D’abord, l’animation permet de faire d’une main coupée un des personnages principaux du film. Elle s’évadera d’un laboratoire au début du film et traversera tout Paris dans une cavale haletante, dissimulée aux regards de tous, avec comme seul objectif de retrouver son corps. Parallèlement, on suit Naoufel, jeune homme paumé d’origine maghrébine alors qu’il tombe amoureux et tente de se rapprocher de Gabrielle, une bibliothécaire de son âge. Cela avant le terrible accident qui lui coûtera sa main.
Trépidantes, les scènes mettant en vedette la main s’inscrivent dans la lignée des films d’animation du studio Pixar, notamment Toy Story (1995). Tout comme dans ce classique du cinéma d’animation, la caméra de Clapin se met à la hauteur du petit héros et, à partir de là, la perception se transforme. Comme dans Toy Story, les objets banals du quotidien deviennent des lieux d’aventure, des outils ou des sources de danger. À travers sa quête frénétique, la main de Naoufel devra escalader des meubles, se battre avec des rats et un pigeon, se cacher sous une conserve de ravioli, s’envoler accrochée à un parapluie, etc.

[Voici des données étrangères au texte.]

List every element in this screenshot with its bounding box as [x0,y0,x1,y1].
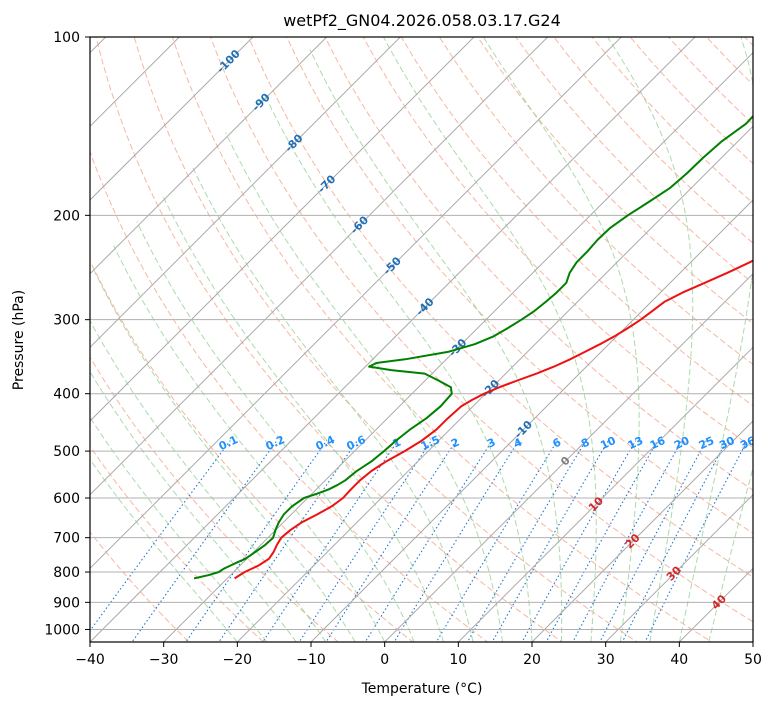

La virtuosité de la mise en scène de Clapin se trouve dans cette dimension aventureuse et effrénée. Elle tient aussi, voire surtout, au fait que le réalisateur arrive à faire côtoyer avec brio cette énergie avec une mise en scène beaucoup plus méditative, onirique par moments, d’une grande poésie visuelle. Le personnage de cette main qui ne parle pas, qui n’a pas de visage, même pas de regard, inspire une grande empathie. Là réside l’impressionnant pouvoir d’évocation émotionnelle du film d’animation.
Grâce à un habile montage, l’histoire de la main coupée s’entremêle très bien avec celle du jeune homme à qui elle appartenait, peu avant l’accident qui les a séparés. L’histoire d’amour au cœur du film est belle à souhait, en grande partie grâce aux personnages très humains et attachants qui en sont les protagonistes et aux conversations inspirées qui lui confèrent réalisme, douceur et poésie.
Mais plus encore qu’une histoire d’amour, J’ai perdu mon corps se positionne comme un questionnement existentiel par rapport au destin. Les souvenirs, les traumatismes, les fondations qui font qui l’on est, notre construction personnelle en somme, sont explorés de manière sensible et poétique. L’émotion et l’intensité sont soutenues par l’excellente trame sonore et l’éclatant montage. Et c’est finalement la possibilité de prendre une autre voie que le chemin prédestiné qui, sur une note d’espoir, conclut de manière magnifique le film.
Durée: 1h21
Ce film a été vu dans le cadre du Festival du nouveau cinéma 2019.